FAJAR.CO.ID, MAKASSAR -- Pengamat politik dan kebijakan publik, M Saifullah menilai, pernyataan CEO Vale Indonesia Tbk Febriany Eddy dan Direktur Keuangan Bernardus Irmanto terkait sedang digarapnya proyek pengembangan PT Vale Indonesia Tbk di Sulawesi dengan total nilai mencapai USD 8,6 miliar atau sekitar Rp 128,2 triliun (kurs Rp 14.906 per USD) hanya lebih mempertegas bila perusahan ini memang hanya bermodalkan izin kontrak karya kemudian 'menjual' kewenangannya tersebut untuk mencari investor lain yang ironisnya juga berasal dari luar negeri.
"Mungkin terlalu berlebihan bila saya katakan bahwa sebenarnya posisi PT. Vale ini hanya perusahaan broker yang menenteng izin kontrak karya terus menjualnya ke investor asing lain. Tapi dari apa yang dipaparkan petinggi PT Vale begitulah realitasnya", ujar peneliti dari Pusat Kajian Politik dan Kebijakan Publik (PKPK) ini saat dihubungi, Kamis (15/9/2022).

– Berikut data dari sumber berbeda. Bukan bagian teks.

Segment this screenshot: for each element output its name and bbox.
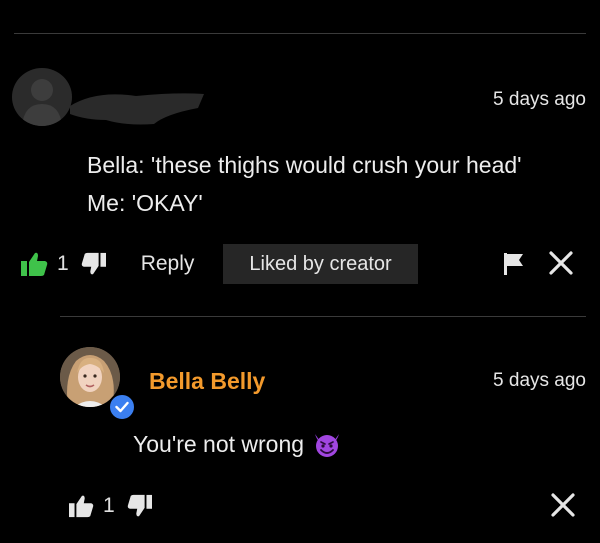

Diketahui PT Vale Indonesia menggandeng perusahaan asal China yaitu China Baowu Steel Group dan Shandong Xinhai Technology dengan nilai investasi sebesar 2,1 miliar dolar AS atau sekitar Rp31 triliun, untuk membangun pabrik pemurnian dan pengolahan atau smelter nikel di Kecamatan Bahodopi Kabupatem Morowali Sulawesi Tengah.
Kemudian di Sorowako Luwu Timur, Sulsel, PT Vale kembali menggandeng perusahaan asal China Huayou Cobalt Company atau akrab disebut Huayou yang rencananya akan membangun smelter nikel berteknologi tinggi di sana.
Saiful menyebut apa yang dilakukan oleh PT. Vale tidak lebih hanya menjual aset sumberdaya kekayaan mineral Indonesia kepada pihak asing.